Dus zijn televisieseries de nieuwe literaire fictie? Inhoudelijk, ja, soms. Maar qua vorm niet, dus. Wat lezen uniek maakt, is het één-op-één, de wisselwerking. De grotere actieve bijdrage van jezelf als lezer, je pure macht: jij bepaalt het tempo, jij maakt de muziek, jij maakt de landschappen, de gezichten, de stemmen. Dat vraagt om een grotere inspanning, maar, kijk: een hersenscan van een actieve lezer ziet er anders uit dan die van een tv-kijker. Sterker nog: scans tonen aan dat verhalen die je las nog dagen in je hersens kunnen nawerken én op lange termijn je neurale netwerken versterken. Zegt MedicalDaily.com – uiterst betrouwbaar volgens Google.

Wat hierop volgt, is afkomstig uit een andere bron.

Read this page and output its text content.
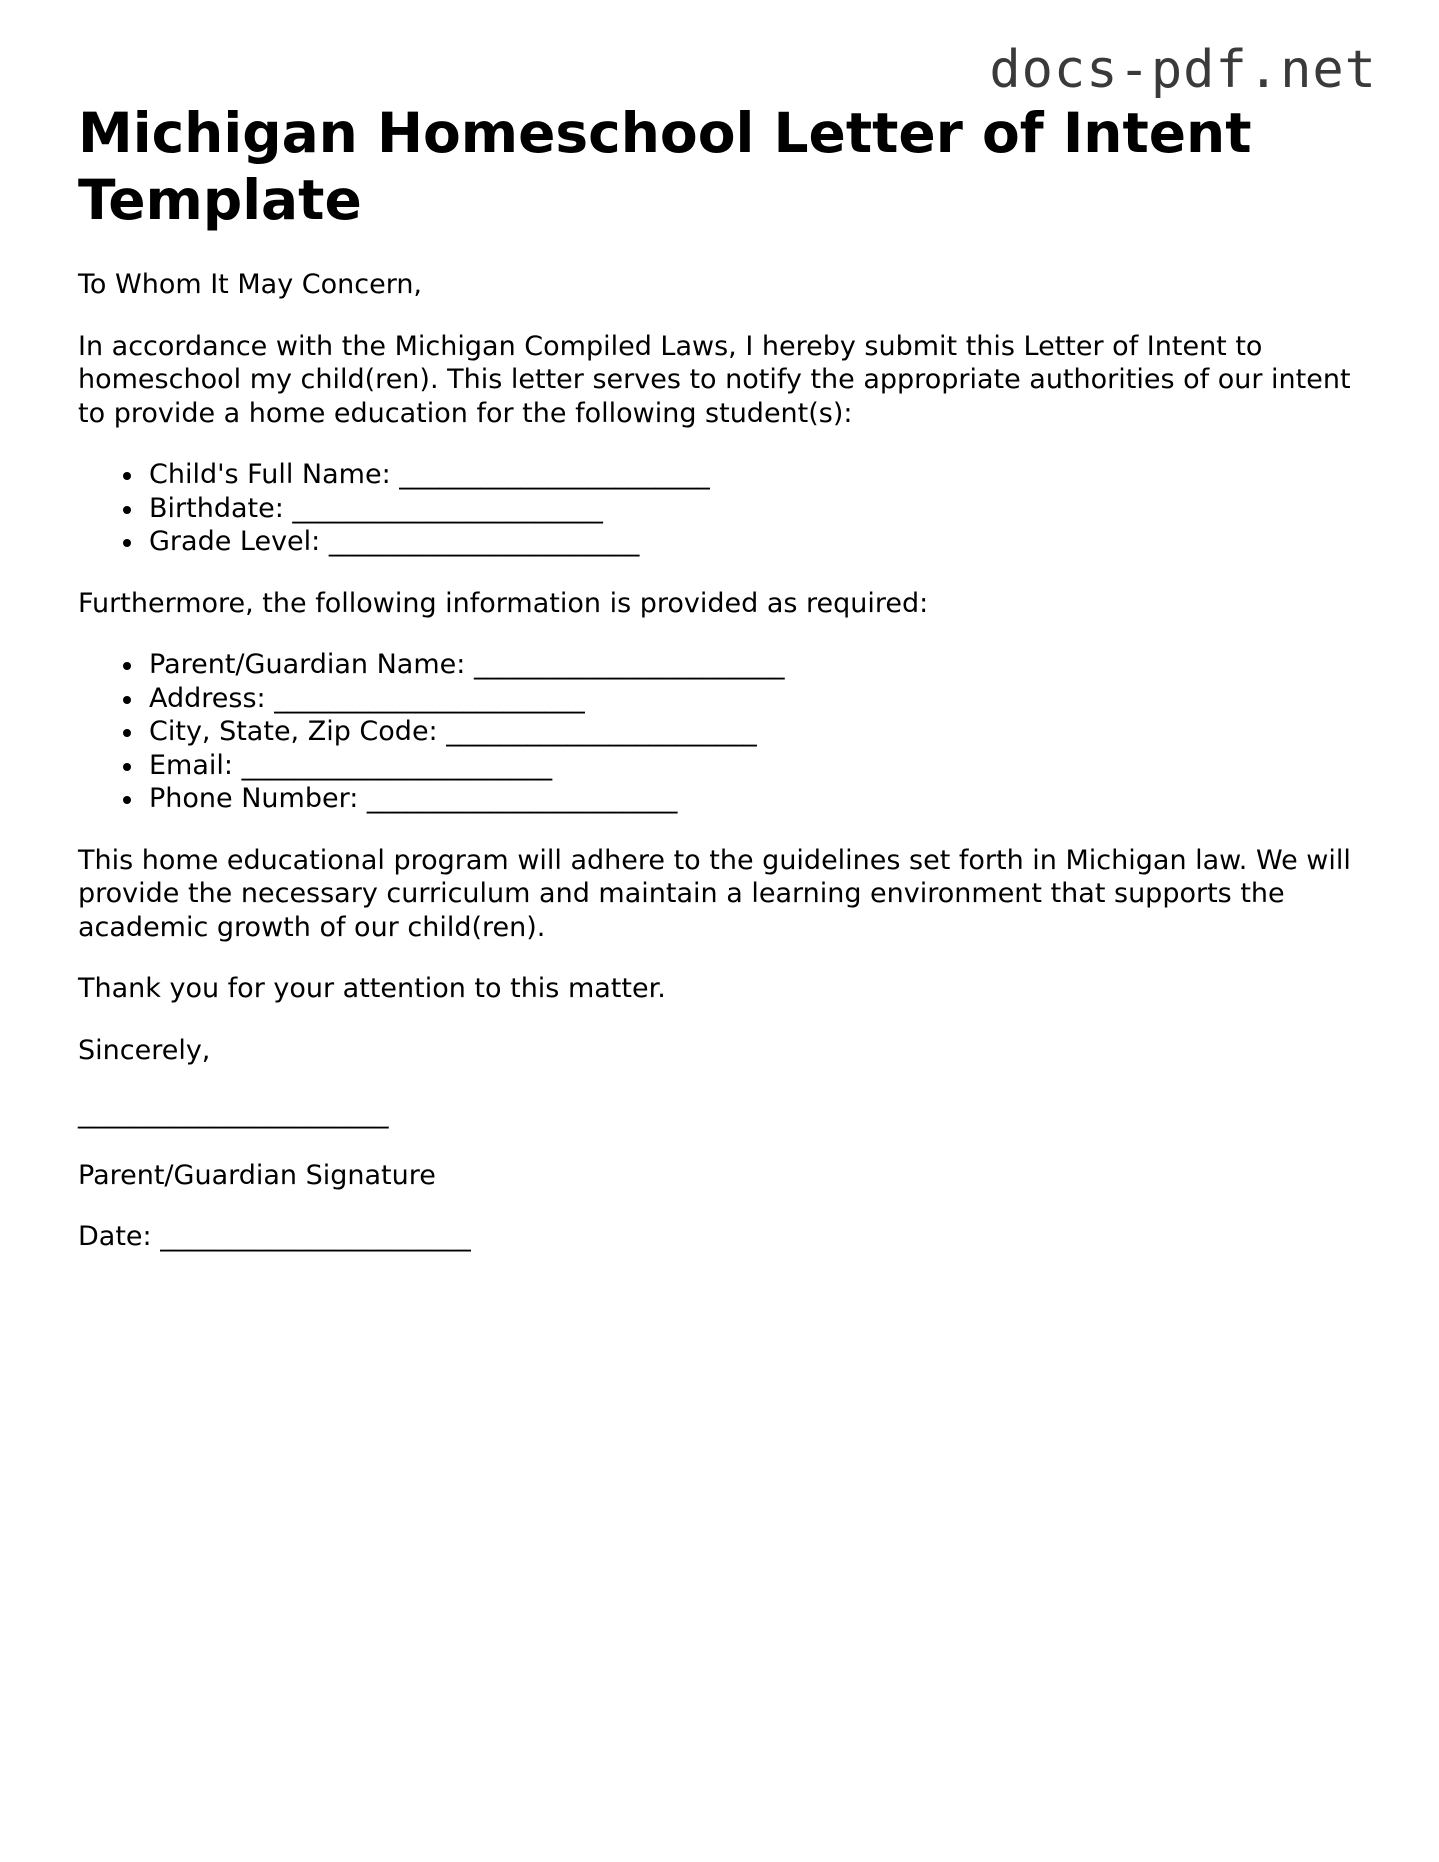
docs-pdf.net
Michigan Homeschool Letter of Intent Template

To Whom It May Concern,

In accordance with the Michigan Compiled Laws, I hereby submit this Letter of Intent to homeschool my child(ren). This letter serves to notify the appropriate authorities of our intent to provide a home education for the following student(s):

Child's Full Name: _______________________
Birthdate: _______________________
Grade Level: _______________________

Furthermore, the following information is provided as required:

Parent/Guardian Name: _______________________
Address: _______________________
City, State, Zip Code: _______________________
Email: _______________________
Phone Number: _______________________

This home educational program will adhere to the guidelines set forth in Michigan law. We will provide the necessary curriculum and maintain a learning environment that supports the academic growth of our child(ren).

Thank you for your attention to this matter.

Sincerely,

_______________________

Parent/Guardian Signature

Date: _______________________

Dus waar zijn ze, de lezende twijfelaars die hun stem durven te laten horen? Die zeggen: ik weet het niet. Stel je dat voor in Google: eerste zoekresultaat: euh, geen idee. Als je trouwens in Google ‘ik weet het niet’ ingeeft, krijg je als antwoord: 5 tips voor als je niet weet wat je wilt met je leven.
Je zou vandaag in elk debat alle hoeken van de ring zien als je steevast aangaf dat je niet zeker was van je standpunt. Zou het goede televisie opleveren, onze relativering, onze bescheidenheid? Krachtige krantenkoppen?
Zou je de ander, die wél zeker van zijn stuk is, en diens aanhang, überhaupt kunnen bereiken met je ‘Wat weet ik nu’? Is de kloof vandaag tussen uiteenlopende standpunten niet onoverbrugbaar geworden? Eerlijk: ik vrees van wel.
Een poging tot antwoord: blijven lezen, blijven vragen stellen. “Kritisch, ontwapenend eerlijk, bescheiden, moreel.”* Dat is misschien de beste repliek op een mening en een menigte die onwankelbaar lijken.
Ik spreek voor niemand. Ik vind het al moeilijk genoeg om mijn eigen woorden te vinden. Ik gids niemand: ik weet niet of nauwelijks welke weg ik op ga.
Dat zijn niet mijn woorden, maar die van Albert Camus, in zijn laatste interview, een maand voor zijn dood. Als ik één auteur - en een stem als de zijne - mis, is hij het wel. Hoewel, de columns van Bernard Dewulf komen dicht in de buurt. Wat ik mis: iemand die vooral niet weet hoe het moet.
Dus laat alsjeblieft een zacht en zoekend leger van twijfelaars bestaan; een kwetsbaar leger van lezers, gewapend met goedgerichte vragen én boeken. Dat lijkt me vandaag een grootse daad van verzet.
Tekst gelezen voor Notes of a Dirty Old Man, 25 september 2017, Amsterdam.